Besides the signatures of the approvers, there is a second level of signatures present, because the analyst that uses crandas also signs the query. The reason behind this is to ensure that only the intended analyst can execute the approved query and obtain its results. To accomplish this, the user of crandas will generate an analyst key, which like the above also consists of two parts: a secret signing key, and a public verification key. The approvers include the verification key of the analyst in their approval. When crandas wants to execute a query, it first signs the query itself using the secret analyst key. It then sends the query, together with the signatures from the approvers, to the engine server.

Generating keys¶

All keys can be generated using the platform. See this page for an elaborate explanation.

In case the engine nodes are hosted on-premise, the keys can also be generated locally. To execute queries in authorized mode, queries are signed twice: by the approvers who approve the query, and by the analyst who executes them. Both approvers and analysts sign the query using their secret signing key. To each signing key there is a corresponding verification key, that may be distributred publicly, and that can be used to verify the digital signature.

To generate a signing key and corresponding verification key, the user [2] may use the generate_key.py script that comes with crandas.

To use it from the command-line, use:

generate_key.py analyst.sk analyst.pk

This will generate two files, analyst.sk (signing key) and analyst.pk (public verification key) in the current working directory.

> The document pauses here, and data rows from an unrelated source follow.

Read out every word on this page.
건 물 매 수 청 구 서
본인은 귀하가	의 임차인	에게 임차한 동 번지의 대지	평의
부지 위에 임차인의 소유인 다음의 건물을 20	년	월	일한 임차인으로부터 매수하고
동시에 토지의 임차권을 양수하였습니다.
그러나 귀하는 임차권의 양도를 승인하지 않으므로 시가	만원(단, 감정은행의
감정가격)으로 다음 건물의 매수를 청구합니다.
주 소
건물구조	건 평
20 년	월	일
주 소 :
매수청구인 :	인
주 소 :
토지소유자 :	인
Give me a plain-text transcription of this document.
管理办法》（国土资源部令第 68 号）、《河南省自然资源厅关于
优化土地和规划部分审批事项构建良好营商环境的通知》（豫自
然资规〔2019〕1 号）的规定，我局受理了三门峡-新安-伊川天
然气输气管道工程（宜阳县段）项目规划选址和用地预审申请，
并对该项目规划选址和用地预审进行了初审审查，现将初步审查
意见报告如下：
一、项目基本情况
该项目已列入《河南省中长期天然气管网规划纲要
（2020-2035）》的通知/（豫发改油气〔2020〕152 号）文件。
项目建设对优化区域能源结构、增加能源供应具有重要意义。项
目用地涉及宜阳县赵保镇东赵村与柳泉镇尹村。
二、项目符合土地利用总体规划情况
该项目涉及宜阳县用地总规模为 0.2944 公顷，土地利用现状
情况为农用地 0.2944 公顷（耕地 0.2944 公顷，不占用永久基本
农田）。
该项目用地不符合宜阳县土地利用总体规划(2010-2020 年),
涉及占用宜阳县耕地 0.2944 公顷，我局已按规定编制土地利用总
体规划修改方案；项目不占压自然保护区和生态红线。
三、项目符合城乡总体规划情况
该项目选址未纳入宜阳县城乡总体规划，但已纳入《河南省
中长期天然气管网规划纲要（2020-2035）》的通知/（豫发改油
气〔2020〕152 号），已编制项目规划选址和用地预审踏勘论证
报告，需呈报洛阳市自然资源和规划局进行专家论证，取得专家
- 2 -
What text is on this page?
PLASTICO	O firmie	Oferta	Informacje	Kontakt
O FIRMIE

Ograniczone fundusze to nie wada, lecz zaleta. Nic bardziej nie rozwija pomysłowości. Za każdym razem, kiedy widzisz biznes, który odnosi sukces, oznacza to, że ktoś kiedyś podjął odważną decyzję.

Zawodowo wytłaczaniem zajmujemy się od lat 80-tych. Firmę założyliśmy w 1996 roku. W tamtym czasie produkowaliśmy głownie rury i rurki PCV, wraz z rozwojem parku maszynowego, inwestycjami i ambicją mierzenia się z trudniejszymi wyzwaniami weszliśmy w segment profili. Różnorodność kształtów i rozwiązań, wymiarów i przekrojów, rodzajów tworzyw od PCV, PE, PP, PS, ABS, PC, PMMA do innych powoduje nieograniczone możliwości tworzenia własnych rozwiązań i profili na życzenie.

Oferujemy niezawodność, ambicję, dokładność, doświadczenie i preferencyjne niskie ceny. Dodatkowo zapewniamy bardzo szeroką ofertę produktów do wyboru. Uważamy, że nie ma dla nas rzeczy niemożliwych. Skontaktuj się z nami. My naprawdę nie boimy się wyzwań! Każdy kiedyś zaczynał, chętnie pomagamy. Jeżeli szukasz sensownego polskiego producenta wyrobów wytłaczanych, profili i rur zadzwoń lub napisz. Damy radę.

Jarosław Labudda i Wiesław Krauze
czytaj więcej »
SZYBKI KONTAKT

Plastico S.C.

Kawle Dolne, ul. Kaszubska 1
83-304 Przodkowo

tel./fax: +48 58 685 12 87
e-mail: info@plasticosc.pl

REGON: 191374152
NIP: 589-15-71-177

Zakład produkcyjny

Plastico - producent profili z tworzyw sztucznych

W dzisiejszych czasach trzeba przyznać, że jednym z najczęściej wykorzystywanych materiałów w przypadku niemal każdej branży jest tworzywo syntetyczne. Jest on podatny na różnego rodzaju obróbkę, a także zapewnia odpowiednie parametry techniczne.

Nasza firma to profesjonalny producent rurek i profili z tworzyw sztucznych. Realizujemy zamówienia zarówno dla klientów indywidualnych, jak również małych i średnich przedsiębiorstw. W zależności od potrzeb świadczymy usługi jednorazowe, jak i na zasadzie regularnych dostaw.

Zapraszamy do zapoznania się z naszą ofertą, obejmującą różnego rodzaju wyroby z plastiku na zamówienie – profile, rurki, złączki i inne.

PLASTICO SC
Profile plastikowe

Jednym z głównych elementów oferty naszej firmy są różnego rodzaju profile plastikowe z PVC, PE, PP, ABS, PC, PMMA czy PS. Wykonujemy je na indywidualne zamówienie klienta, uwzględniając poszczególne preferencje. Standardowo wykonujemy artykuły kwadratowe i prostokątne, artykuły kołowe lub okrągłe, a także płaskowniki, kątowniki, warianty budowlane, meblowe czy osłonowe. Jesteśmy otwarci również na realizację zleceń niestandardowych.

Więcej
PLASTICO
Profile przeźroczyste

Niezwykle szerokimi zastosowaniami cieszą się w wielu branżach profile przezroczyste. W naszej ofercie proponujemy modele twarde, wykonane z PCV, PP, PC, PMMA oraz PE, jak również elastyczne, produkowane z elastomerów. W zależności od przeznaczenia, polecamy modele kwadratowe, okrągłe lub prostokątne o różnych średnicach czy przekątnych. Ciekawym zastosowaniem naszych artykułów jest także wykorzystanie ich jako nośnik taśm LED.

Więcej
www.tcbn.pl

Uploading data from crandas within authorized mode¶

To upload data in authorized mode, we also need approval. Typically, uploading data in authorized mode can be done via the platform, and this step can be skipped.

If the user wants to be able to upload data from crandas, they need to have authorization for it, just like any other operation.

Roughly, there are two possibilities:

Option 1: Recording an upload script¶

The user records a script for a single upload. They can use the methods described above to record a script that uploads a table. Of course, they may upload several tables in one script as well. They submit the script for approval, and then load the approved script for use in the authorized mode, where they upload the real data.

>>> cd.script.record()
>>> table = cd.read_csv("dummy_data.csv")
>>> print(table.handle)
>>> cd.script.save("upload-dummy-data.recording")

Note, we do not use dummy_for here, because there is no handle available yet in the authorized mode (for the production data).

And then:

>>> cd.script.load("upload-dummy-data.approved")
>>> table = cd.read_csv("real_data.csv")
>>> print(table.handle)
>>> cd.script.reset()

We print the handle and should save it somewhere because we probably need it to refer to the table later in the analysis.

The downside of this approach is that the query contains structural information about the uploaded table. This means once approval is obtained, the user may only upload a table of identical structure as the one that was authorized. In practice, this means that once a user wants to upload a different table, they have to obtain approval again.

One advantage of this approach is that named tables may be used, e.g.

>>> cd.read_csv("dummy_data.csv", name="survey")

This is useful when designing scripts for which the production data are not yet available in the authorized mode. Also, the name is easier to memorize than a randomly generated handle.

Warning

Approving a named upload may lead to a potential attack that inadvertently leaks data, where the data provider uploads several different data sets with the same name and compares the result of an approved analysis that uses the table. It is safer to use uploads without a name and reference the resulting handles directly.

Option 2: Authorizing queries outside of scripts¶

Approvers can also authorize queries that are not exact scripts that need to be executed in order. Instead, they may approve certain queries on their own, possibly with certain constraints. An analyst may freely use these authorizations within their analysis.

Note

To create such scripts requires manually editing the .recording file and replacing concrete values with ##variable## tokens, and this is outside of the scope of this guide.

As an example of this, the approvers may authorize arbitrary uploads. The analyst obtains a signed query file with the approval. They can use it as follows.:

cd.base.session.load_authorization("allow-any-upload.approved")
cd.read_csv("real_data.csv")

Several authorizations may be loaded into a single session, and they are all searched to match the query that the user wants to execute.